UNTITLED

Corría el año de 1956. Lima no era la de ahora, aquella era la época del bolero y la fina galantería.

El espíritu inquieto de un muchacho menudo y delgado, hacía del trabajo duro un juego de niños. Él estaba en el ejército por el servicio militar obligatorio y se encargaba de cuidar a los caballos.

En el brazo derecho lleva tatuado el escudo de su división, el cual luce con orgullo. Recuerda que tuvo que incinerar su verde uniforme cuando la amenaza del terrorismo llegó a Concepción, el lugar donde nació.

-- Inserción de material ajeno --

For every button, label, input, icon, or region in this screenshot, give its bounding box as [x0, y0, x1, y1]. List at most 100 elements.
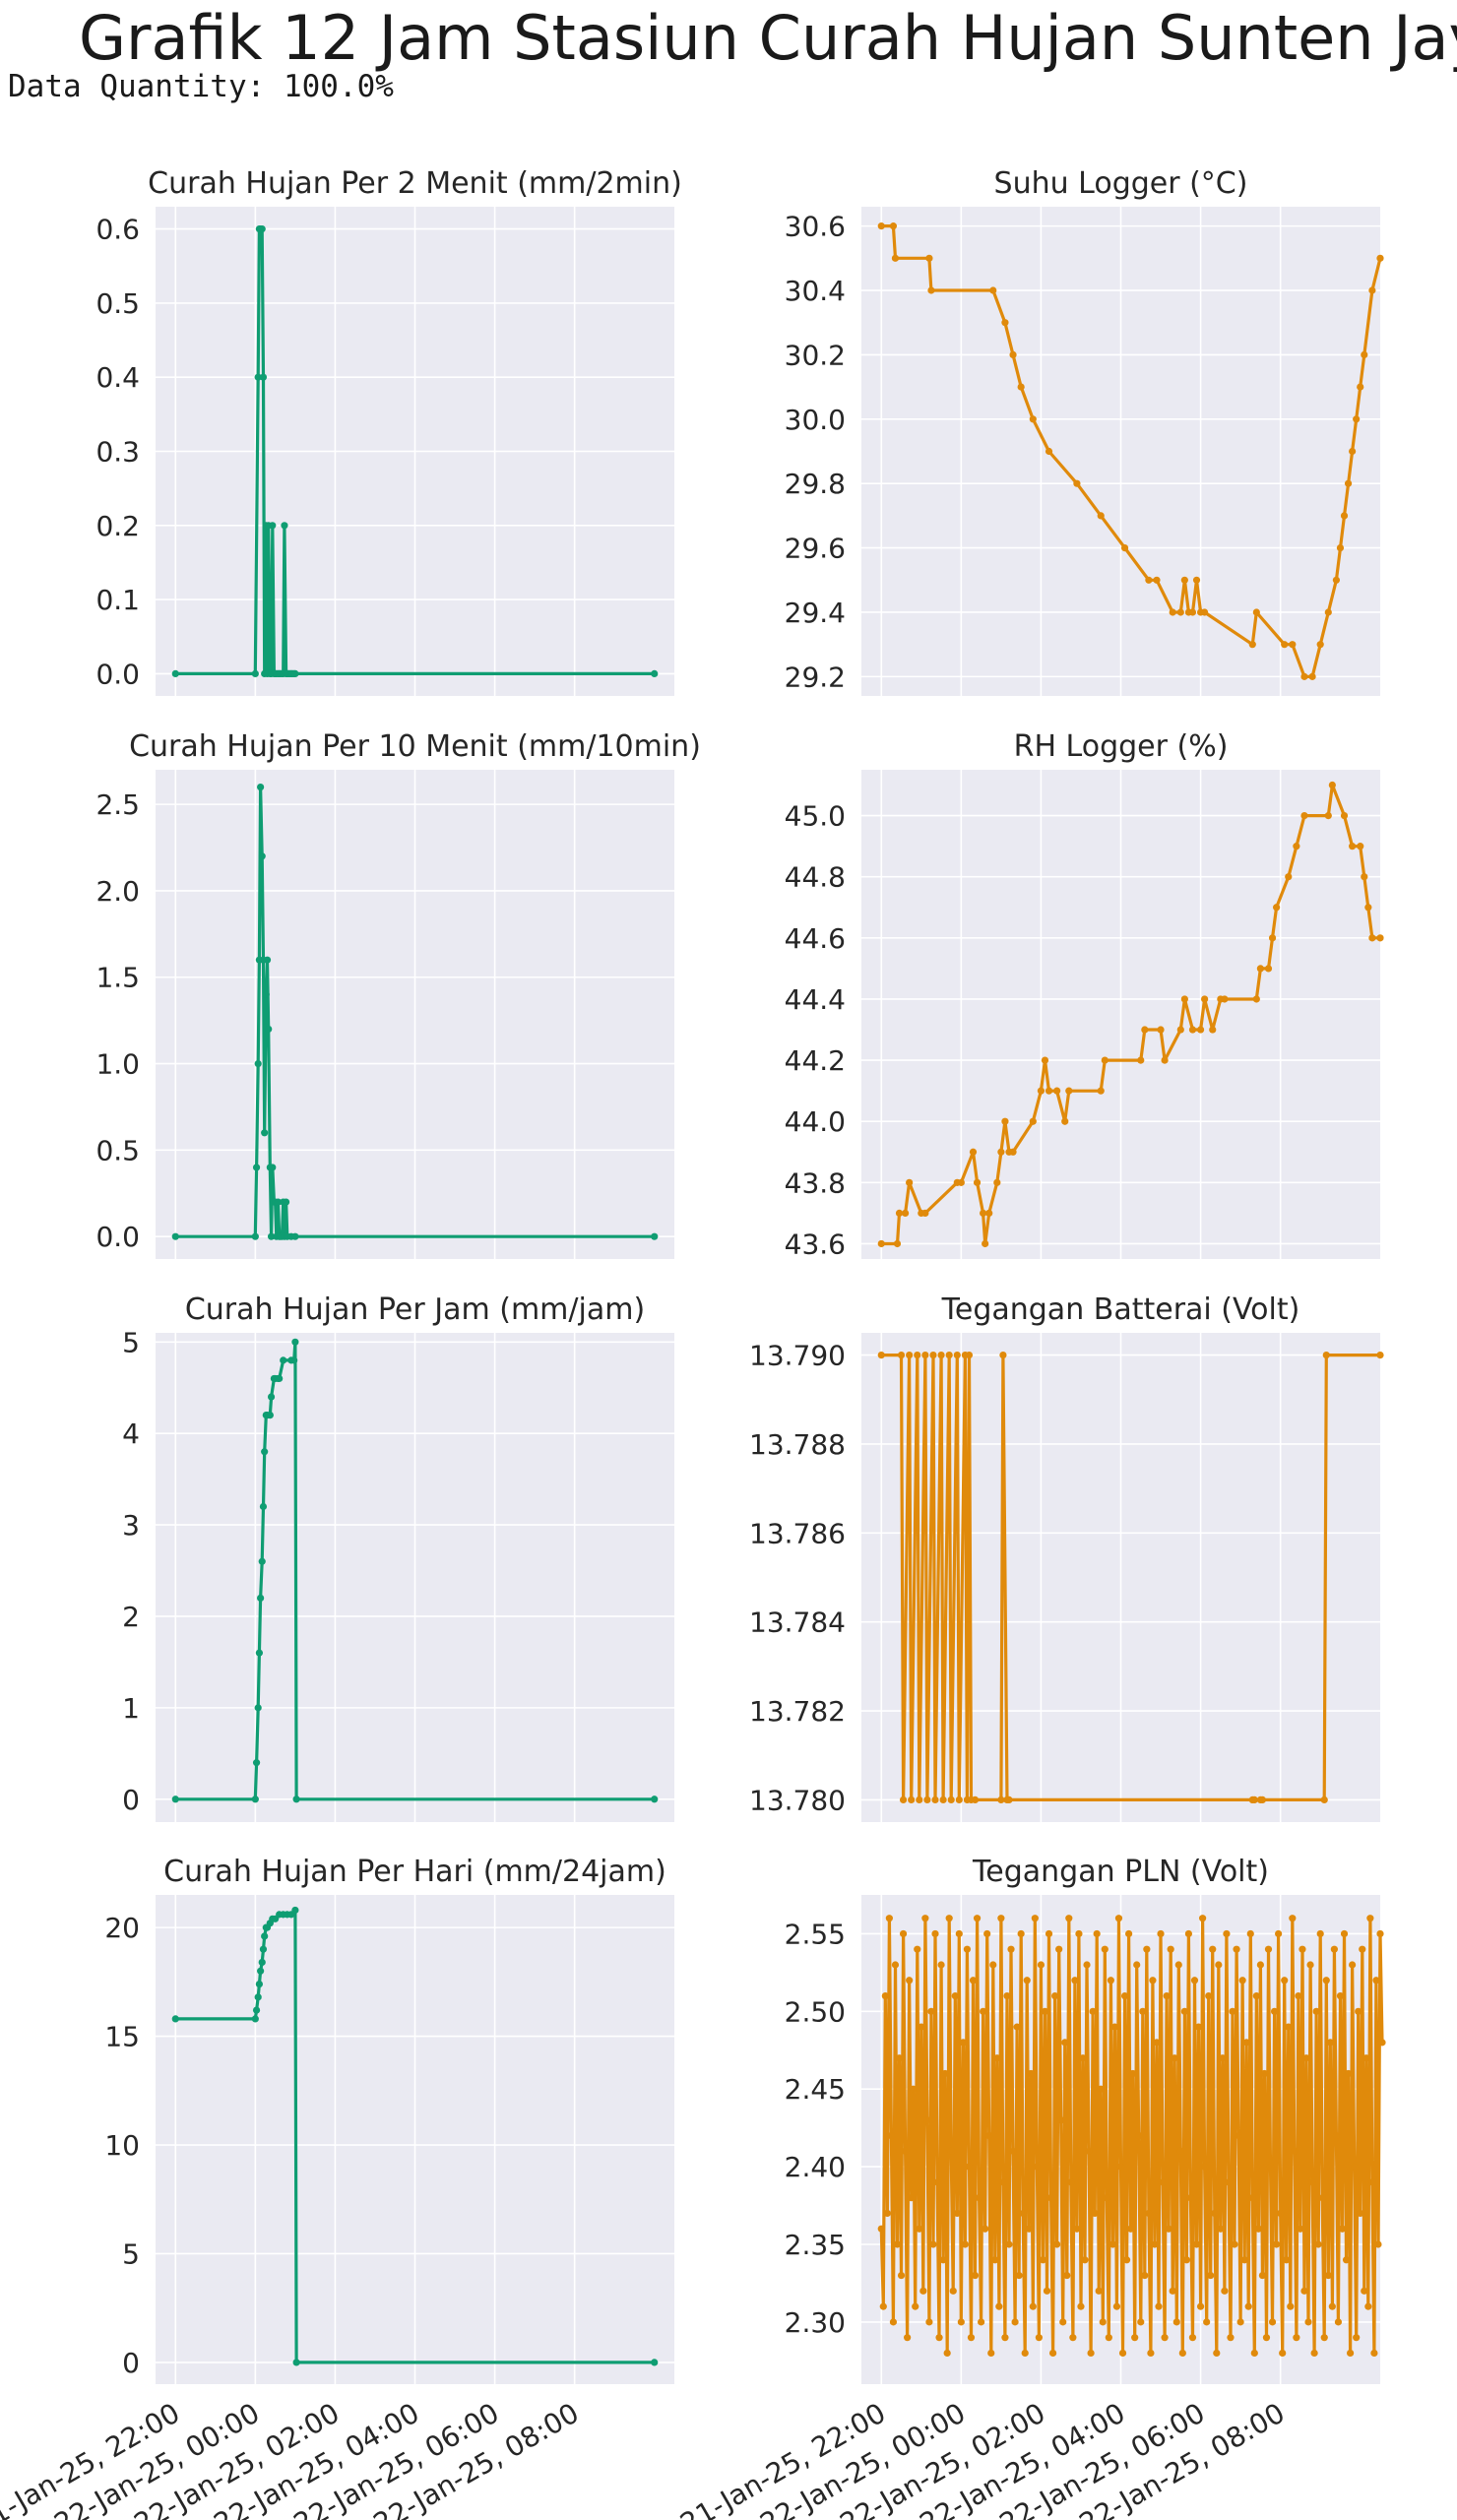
data-point	[1009, 2147, 1017, 2155]
data-point	[923, 1796, 931, 1804]
y-tick-label: 15	[104, 2021, 140, 2053]
data-point	[1180, 2007, 1188, 2015]
data-point	[941, 2069, 949, 2078]
data-point	[1180, 576, 1188, 584]
data-point	[274, 1198, 283, 1206]
data-point	[1041, 1056, 1049, 1064]
y-tick-label: 29.6	[785, 533, 846, 565]
data-point	[1332, 2131, 1341, 2140]
chart-title: Grafik 12 Jam Stasiun Curah Hujan Sunten…	[79, 2, 1457, 74]
data-point	[1145, 576, 1153, 584]
y-tick-label: 0.3	[95, 436, 140, 469]
data-point	[1101, 1945, 1109, 1953]
data-point	[1186, 2194, 1195, 2202]
data-point	[1233, 1945, 1240, 1953]
y-tick-label: 45.0	[785, 800, 846, 833]
y-tick-label: 29.2	[785, 661, 846, 693]
data-point	[1153, 576, 1161, 584]
data-point	[262, 990, 270, 998]
data-point	[957, 2318, 965, 2326]
data-point	[1376, 1929, 1384, 1938]
data-point	[1159, 2178, 1167, 2186]
data-point	[1001, 2334, 1009, 2342]
data-point	[987, 2349, 995, 2358]
data-point	[1236, 2318, 1244, 2326]
data-point	[1087, 2349, 1095, 2358]
data-point	[1209, 1945, 1217, 1953]
data-point	[1334, 2318, 1343, 2326]
data-point	[1366, 1915, 1374, 1922]
data-point	[1041, 2007, 1049, 2015]
data-point	[1209, 1026, 1217, 1034]
data-point	[1109, 2240, 1116, 2248]
data-point	[989, 1961, 997, 1969]
data-point	[1357, 383, 1364, 391]
data-point	[877, 1351, 885, 1359]
data-point	[1190, 1977, 1199, 1984]
data-point	[1355, 2007, 1362, 2015]
data-point	[259, 1945, 268, 1953]
data-point	[901, 1209, 910, 1218]
data-point	[1374, 2240, 1382, 2248]
data-point	[1118, 2349, 1127, 2358]
data-point	[971, 2271, 980, 2280]
data-point	[1264, 1945, 1273, 1953]
data-point	[1129, 2069, 1137, 2078]
data-point	[1201, 2163, 1209, 2171]
data-point	[1105, 2334, 1112, 2342]
data-point	[1067, 2178, 1075, 2186]
data-point	[1063, 2271, 1071, 2280]
data-point	[1099, 2318, 1107, 2326]
data-point	[1103, 2194, 1110, 2202]
data-point	[980, 1209, 987, 1218]
data-point	[1182, 2256, 1190, 2264]
data-point	[252, 1759, 261, 1767]
data-point	[982, 2225, 989, 2233]
data-point	[1079, 2054, 1087, 2062]
data-point	[914, 1945, 921, 1953]
data-point	[975, 2194, 983, 2202]
data-point	[1201, 608, 1209, 616]
data-point	[904, 2334, 912, 2342]
data-point	[1059, 2318, 1067, 2326]
chart-panel-pln: 2.30 2.35 2.40 2.45 2.50 2.55 Tegangan PLN (Vo…	[674, 1855, 1386, 2520]
data-point	[1065, 1915, 1073, 1922]
data-point	[1235, 2131, 1242, 2140]
data-point	[1009, 1148, 1017, 1156]
y-tick-label: 5	[122, 2237, 140, 2270]
data-point	[257, 1594, 265, 1603]
data-point	[1137, 2318, 1145, 2326]
data-point	[1176, 2147, 1184, 2155]
data-point	[1149, 1977, 1157, 1984]
data-point	[1101, 1056, 1109, 1064]
chart-panel-rainHour: 0 1 2 3 4 5 Curah Hujan Per Jam (mm/jam)	[122, 1292, 674, 1822]
data-point	[1320, 2334, 1328, 2342]
data-point	[1029, 1117, 1037, 1125]
chart-panel-temp: 29.2 29.4 29.6 29.8 30.0 30.2 30.4 30.6 Suhu Log…	[785, 166, 1384, 696]
data-point	[1161, 1056, 1169, 1064]
data-point	[1275, 1929, 1283, 1938]
data-point	[1120, 1991, 1129, 2000]
y-tick-label: 30.4	[785, 275, 846, 307]
data-point	[1178, 2349, 1186, 2358]
data-point	[931, 1929, 939, 1938]
data-point	[931, 1796, 939, 1804]
data-point	[885, 1915, 893, 1922]
data-point	[889, 2318, 898, 2326]
data-point	[951, 1991, 959, 2000]
data-point	[879, 2302, 887, 2310]
data-point	[1139, 2007, 1147, 2015]
data-point	[171, 669, 179, 678]
data-point	[1338, 2225, 1347, 2233]
y-tick-label: 2.0	[95, 875, 140, 908]
data-point	[1172, 2318, 1180, 2326]
data-point	[1304, 2318, 1312, 2326]
subplot-title: Tegangan PLN (Volt)	[972, 1855, 1269, 1889]
data-point	[877, 222, 885, 230]
data-point	[1017, 383, 1025, 391]
data-point	[1300, 811, 1308, 820]
data-point	[651, 669, 659, 678]
data-point	[1376, 254, 1384, 262]
data-point	[1277, 2209, 1285, 2218]
data-point	[1270, 2007, 1279, 2015]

Probablemente no haya estado en el campo de batalla, sin embargo tuvo que aprender a manejar un arma de fuego y a afinar la puntería para sobrevivir y hacer frente al enemigo, cuando fuese necesario.

Cuando miro las fotografías en blanco y negro, él parece un niño parado erguidamente vistiendo el uniforme y saludando para la cámara.

Solía pasear por el jirón de la Unión, miraba las vitrinas de las tiendas y me gustaba bailar en los bares con las muchachas en mis días de franco, recuerda.

Ya en el cuartel; se despertaba al alba, arreglaba su camarote y se preparaba para desempeñar sus labores. Todos los cabos comían sus alimentos en el comedor, las conversaciones estaban plagadas de bromas, recuerdos de la familia, de la tierra que espera su regreso y la melancolía por ese amor, del cual solo se guarda el retrato.

Estar al servicio de la nación lo hincha de patriotismo a uno, sin embargo te aleja de la familia y te cambia el carácter, confiesa.

Pero con los nietos, especialmente conmigo, tuvo mucha paciencia; fue capaz de soportar berrinches y travesuras de infantes; a veces tiernos, a veces insolentes.

Cada vez que uno de nosotros llega a visitarlo, nos repite que estamos creciendo rápidamente y él cada vez se hace más viejo, un viejito bandido y con mucha energía. Sí ese viejito, al que llamamos cariñosamente "cachaquito", es mi abuelo.